Shanghai reports two deaths in China bird flu outbreak

Live poultry for sale on a street in Shanghai on Jan 8, 2014. Two people have died from the H7N9 strain of bird flu in China's commercial hub Shanghai, including a medical doctor, the local government said Monday, the city's first fatalities from the
Live poultry for sale on a street in Shanghai on Jan 8, 2014. Two people have died from the H7N9 strain of bird flu in China's commercial hub Shanghai, including a medical doctor, the local government said Monday, the city's first fatalities from the virus this year. -- FILE PHOTO: AFP

SHANGHAI (AFP) - Two people have died from the H7N9 strain of bird flu in China's commercial hub Shanghai, including a medical doctor, the local government said Monday, the city's first fatalities from the virus this year.

The victims included a 31-year-old surgeon who worked at the Shanghai Pudong New Area People's Hospital, the city health commission and hospital said, but gave no details on how he was infected.

Local media said the doctor worked in the emergency room and kept reporting for duty even though he experienced a fever for a week. He left a pregnant wife, the Shanghai Daily newspaper reported.

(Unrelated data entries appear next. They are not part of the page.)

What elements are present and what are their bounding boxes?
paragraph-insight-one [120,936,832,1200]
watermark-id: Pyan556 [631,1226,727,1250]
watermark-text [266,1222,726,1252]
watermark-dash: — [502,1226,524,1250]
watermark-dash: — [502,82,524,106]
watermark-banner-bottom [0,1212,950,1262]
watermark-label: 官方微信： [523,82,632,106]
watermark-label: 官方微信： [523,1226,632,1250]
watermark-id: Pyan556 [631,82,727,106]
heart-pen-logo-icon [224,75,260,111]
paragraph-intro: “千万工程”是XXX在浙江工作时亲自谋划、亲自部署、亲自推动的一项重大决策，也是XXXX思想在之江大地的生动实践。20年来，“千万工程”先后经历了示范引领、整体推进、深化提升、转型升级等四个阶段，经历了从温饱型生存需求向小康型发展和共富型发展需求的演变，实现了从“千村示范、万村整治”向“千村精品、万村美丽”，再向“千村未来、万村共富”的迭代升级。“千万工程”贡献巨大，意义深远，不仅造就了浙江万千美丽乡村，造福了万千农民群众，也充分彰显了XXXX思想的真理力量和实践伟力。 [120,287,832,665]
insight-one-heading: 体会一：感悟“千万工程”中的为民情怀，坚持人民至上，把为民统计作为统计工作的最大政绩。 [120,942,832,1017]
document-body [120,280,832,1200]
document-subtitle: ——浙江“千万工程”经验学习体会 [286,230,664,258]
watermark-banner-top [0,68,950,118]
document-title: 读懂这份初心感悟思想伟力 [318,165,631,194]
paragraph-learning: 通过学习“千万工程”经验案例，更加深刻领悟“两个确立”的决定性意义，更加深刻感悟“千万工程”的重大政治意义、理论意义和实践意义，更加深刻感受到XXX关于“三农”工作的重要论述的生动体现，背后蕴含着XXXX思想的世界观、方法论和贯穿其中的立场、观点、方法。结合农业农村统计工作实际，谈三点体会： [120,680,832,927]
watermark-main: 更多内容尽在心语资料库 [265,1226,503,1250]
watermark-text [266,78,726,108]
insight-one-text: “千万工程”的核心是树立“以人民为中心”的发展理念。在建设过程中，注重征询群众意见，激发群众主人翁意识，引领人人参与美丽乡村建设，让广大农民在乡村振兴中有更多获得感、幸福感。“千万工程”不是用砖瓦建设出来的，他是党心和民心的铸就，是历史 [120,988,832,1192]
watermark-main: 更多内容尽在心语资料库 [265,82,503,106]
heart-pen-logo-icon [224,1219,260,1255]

The other victim was a 77-year-old man, described as a farmer, the Shanghai Health and Family Planning Commission said in a statement. Shanghai had registered seven cases of bird flu so far this year, it said.

The H7N9 human outbreak began in China in February 2013 and reignited fears that a bird flu virus could mutate to become easily transmissible between people, potentially triggering a pandemic.

Cases and deaths dropped significantly after the end of June, but have begun to pick up with the onset of winter.

For last year as a whole, China had 144 cases, including 46 deaths, from H7N9 avian influenza, according to figures from China's National Health and Family Planning Commission.

So far this year there have been at least six deaths in mainland China, according to local announcements.

Two people have also died from the virus in Hong Kong since late December.

Chinese officials have so far ruled out the possibility of widespread human-to-human transmission of the virus but say limited transmission, such as spreading between family members in close contact, is possible.